Ze reisde van de Oost- naar de Westkust met de trein, auto, en zelfs met een Greyhound-bus. Ze vertelde haar belevenissen in haar persoonlijk dagboek. ‘L’ Amerique au jour le jour.’
Ze verbleef er 116 dagen, reisde door 19 staten en bezocht 49 steden.
‘Sous les Etoiles’ Gallery, 100 Crosby street 603 NY, presenteert nu ‘1947, Simone de Beauvoir in America’, a photographic journey inspired by her diary ‘L’ Amerique au jour le jour’ (eerste editie verscheen in 1954, volgens de Amerikanen in 1948 en in de USA in …1999, naar een eerste vertaling in het Engels in 1952 in Groot Brittannië gepubliceerd.)
Vertelde de Beauvoir al erg fotografisch, ‘Sous les Etoiles’ verzamelde een aantal fotografen uit dat tijdperk.
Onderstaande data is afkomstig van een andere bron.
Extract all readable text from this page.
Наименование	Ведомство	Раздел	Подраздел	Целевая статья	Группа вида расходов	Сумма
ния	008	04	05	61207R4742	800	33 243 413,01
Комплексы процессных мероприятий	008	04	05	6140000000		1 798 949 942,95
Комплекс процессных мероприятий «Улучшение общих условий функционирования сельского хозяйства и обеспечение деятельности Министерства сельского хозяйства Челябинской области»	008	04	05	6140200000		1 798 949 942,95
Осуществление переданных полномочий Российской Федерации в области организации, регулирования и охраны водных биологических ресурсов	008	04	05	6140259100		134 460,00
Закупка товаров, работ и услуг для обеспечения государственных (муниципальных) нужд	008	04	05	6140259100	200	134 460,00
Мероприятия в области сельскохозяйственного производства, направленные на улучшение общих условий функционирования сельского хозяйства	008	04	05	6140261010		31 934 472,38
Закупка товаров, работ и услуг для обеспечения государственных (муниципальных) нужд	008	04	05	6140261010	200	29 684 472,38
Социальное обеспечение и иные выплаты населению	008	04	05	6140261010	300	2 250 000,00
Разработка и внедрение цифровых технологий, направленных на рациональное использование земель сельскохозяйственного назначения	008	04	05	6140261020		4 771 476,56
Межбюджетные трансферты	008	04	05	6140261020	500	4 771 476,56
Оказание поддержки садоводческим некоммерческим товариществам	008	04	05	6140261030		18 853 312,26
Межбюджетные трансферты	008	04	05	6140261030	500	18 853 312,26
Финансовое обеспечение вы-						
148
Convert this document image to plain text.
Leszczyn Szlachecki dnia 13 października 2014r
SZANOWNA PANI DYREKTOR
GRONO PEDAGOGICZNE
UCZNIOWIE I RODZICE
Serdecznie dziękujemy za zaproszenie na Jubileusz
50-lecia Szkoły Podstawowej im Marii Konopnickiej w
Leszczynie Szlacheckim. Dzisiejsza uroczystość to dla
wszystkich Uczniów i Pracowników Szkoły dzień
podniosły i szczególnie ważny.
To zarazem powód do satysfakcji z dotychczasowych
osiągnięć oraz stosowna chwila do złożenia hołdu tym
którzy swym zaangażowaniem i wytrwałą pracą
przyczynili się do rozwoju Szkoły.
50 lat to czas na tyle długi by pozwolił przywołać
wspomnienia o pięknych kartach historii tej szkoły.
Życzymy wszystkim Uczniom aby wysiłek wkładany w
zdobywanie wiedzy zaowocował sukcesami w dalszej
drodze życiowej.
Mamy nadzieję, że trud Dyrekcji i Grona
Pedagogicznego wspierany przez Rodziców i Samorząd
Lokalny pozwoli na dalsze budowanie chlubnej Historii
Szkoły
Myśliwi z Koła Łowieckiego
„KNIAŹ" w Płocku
Much of the photographers were street photographers working often for publications like Life Magazine, Ted Croner with his haunting night photography, Louis Faurer and his double exposure, Ferenc Berko giving an abstract geometry to Chicago, Wayne Miller and his daily life series about the black community in Chicago, Esther Bubley with her Bus Series… This exhibition includes also the works by Ansel Adams, Henri Cartier-Bresson, Morris Engel, William Gottlieb, Sid Grossman, Sy Kattelson, Saul Leiter, Rebecca Lepkoff, Fred Lyon, Wayne Miller, Gjon Mili, Ruth Orkin, Arnold Roth, Art Shay, Fred Stein, Tony Vaccaro, Todd Webb, Brett Weston, Ida Wyman, and Max Yavno.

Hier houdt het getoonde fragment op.